4. Process BLAST results to remove contamination

After de novo transcriptome assembly, BLASTN can be used to detect contaminated transcripts that should be removed from the assembly.

4.1. Elastic-Blast

Run elastic-blast in your cloud provider as explined here.

Use as options in the ini file:

options = -task megablast -evalue 0.0001 -outfmt "6 qseqid sgi saccver length pident evalue bitscore score qcovs qcovhsp qcovus staxid"

After processing, elastic-blast will create multiple files with extension .out.gz

Download those file to a local folder.

4.2. Remove contamination

Install GTax as described in the Installation.

Run this command to detect and remove contaminated transcripts.

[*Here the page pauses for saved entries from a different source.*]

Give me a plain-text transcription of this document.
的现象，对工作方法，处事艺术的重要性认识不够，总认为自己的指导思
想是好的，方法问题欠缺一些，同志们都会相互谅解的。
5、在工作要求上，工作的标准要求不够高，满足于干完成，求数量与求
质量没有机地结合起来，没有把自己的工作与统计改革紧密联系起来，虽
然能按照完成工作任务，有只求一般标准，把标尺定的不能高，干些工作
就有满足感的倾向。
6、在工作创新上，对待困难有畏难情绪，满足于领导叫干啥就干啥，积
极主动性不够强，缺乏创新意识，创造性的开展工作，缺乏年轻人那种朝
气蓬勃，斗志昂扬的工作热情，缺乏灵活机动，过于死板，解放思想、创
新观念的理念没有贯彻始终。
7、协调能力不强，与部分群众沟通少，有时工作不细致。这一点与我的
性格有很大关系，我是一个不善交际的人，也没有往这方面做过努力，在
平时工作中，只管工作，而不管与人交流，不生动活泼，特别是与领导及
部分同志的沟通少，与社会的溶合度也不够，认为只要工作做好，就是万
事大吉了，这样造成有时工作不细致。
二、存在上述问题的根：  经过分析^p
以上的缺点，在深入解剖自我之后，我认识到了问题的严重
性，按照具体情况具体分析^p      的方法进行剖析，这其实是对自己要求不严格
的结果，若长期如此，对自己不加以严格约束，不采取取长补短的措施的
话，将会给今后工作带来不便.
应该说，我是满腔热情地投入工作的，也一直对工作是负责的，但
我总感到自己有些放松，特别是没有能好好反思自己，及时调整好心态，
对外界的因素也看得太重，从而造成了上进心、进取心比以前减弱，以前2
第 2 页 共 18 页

localhost:~> taxonomy_blast --threads 8 --prefix Trinity --fasta Trinity.fasta.gz --taxid 33090 --blastdir ./ --blast_columns "qseqid sgi saccver length pident evalue bitscore score qcovs qcovhsp qcovus staxid"

–taxid option refers to the parent taxonomy ID to use as valid taxonomies. For instance, to process plant transcriptome, use taxid as 33090 which is the taxid of the Viridiplantae kingdom.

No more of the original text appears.